Hello! My Dear Friends & Readers, How are Y’all today? Wish you a wonderful springtime.
It’s Pie Month here at Sugar Apron !!! Do you have a recipe for strawberry pie that you love?
This pie is easiest thing in the world to make. As a child, I had a strawberry patch in the backyard and smaller, crazy-delicious wild strawberries bunches near old wooden wall. My mother would send me to the back yard with a measuring bowl and tell me to fill it up to the line. I would pick the few biggest berries from the patch and then fill the rest of the bowl with reddest tiny wild berries. Let me just say THAT FRESH strawberries are soooooooo much tastier than supermarket and frozen strawberries. They are naturally sweet and just melt in your mouth. Back in the kitchen, she would slice the berries, make glaze with some sugar and cornstarch to thicken it and fill a crust made from lard (it could even smell a little pork-ish, honestly).

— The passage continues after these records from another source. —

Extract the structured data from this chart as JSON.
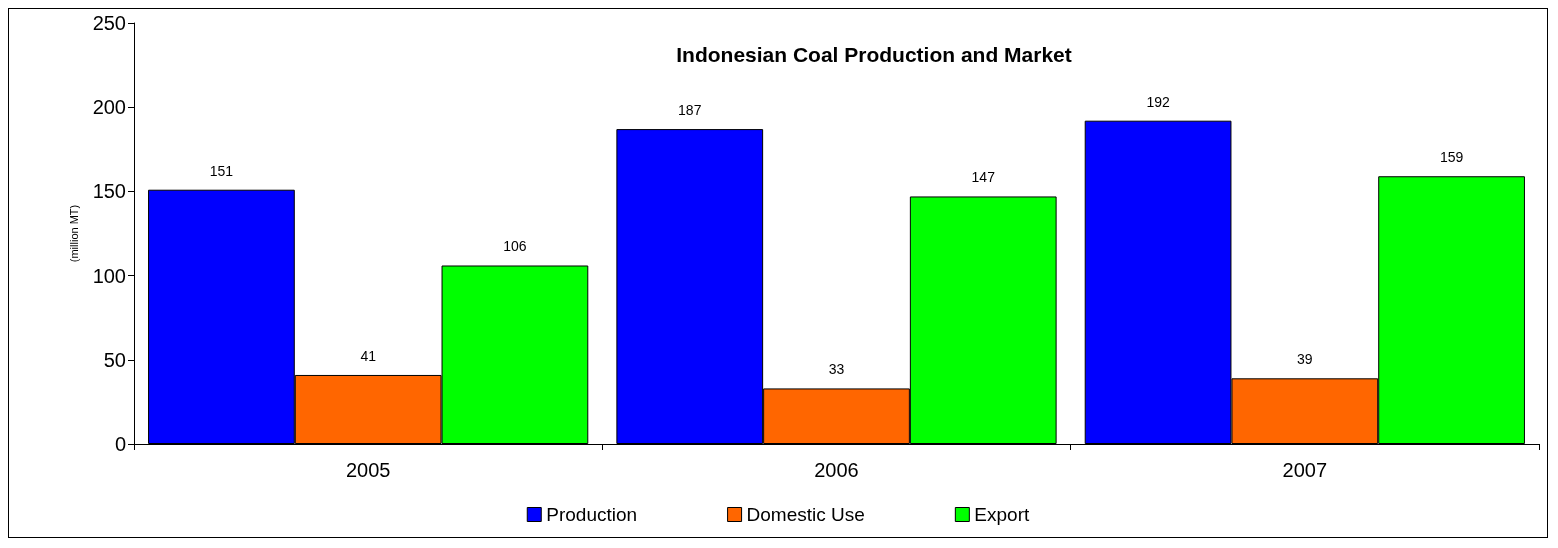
{
  "chart_data": {
    "type": "bar",
    "title": "Indonesian Coal Production and Market",
    "ylabel": "(million MT)",
    "categories": [
      "2005",
      "2006",
      "2007"
    ],
    "series": [
      {
        "name": "Production",
        "color": "#0000ff",
        "values": [
          151,
          187,
          192
        ]
      },
      {
        "name": "Domestic Use",
        "color": "#ff6600",
        "values": [
          41,
          33,
          39
        ]
      },
      {
        "name": "Export",
        "color": "#00ff00",
        "values": [
          106,
          147,
          159
        ]
      }
    ],
    "ylim": [
      0,
      250
    ],
    "yticks": [
      0,
      50,
      100,
      150,
      200,
      250
    ],
    "grid": false,
    "legend": "bottom",
    "data_labels": true
  }
}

So, today, I’m sharing with you my ALL-TIME favorite strawberry recipe, with few changes. The BEST thing about this recipe, besides the fact that it will knock the socks off of your taste buds, is that it’s only five ingredients, ok six if you count water.
It’s EASY. Easy like Sunday morning. EASY, EASY, EASY. But, it also means that the strawberries get to take center stage – where they belong.
So, let’s make fresh strawberry pie, shall we?
½ c. (1 stick) butter, softened
3 Tbsp. sugar
1 c. flour
2 c. water
2 c. sugar
6 Tbsp. cornstarch
1 (6 oz.) package strawberry jell-o
3 quarts strawberries, cleaned and de-stemmed
*If you are using a shallow pie plate, cut filling recipe in half.
Mix butter, sugar, and flour and press into a greased deep pie plate. Bake at 375 degrees for 10 minutes.
Bring water, sugar, and cornstarch to a boil, stirring, until thick and clear.
Remove from heat; add strawberry jell-o.
Mix well and cool.
Fold in strawberries.
Pour into pie shell.
Store in refrigerator until set; serve with whipped cream.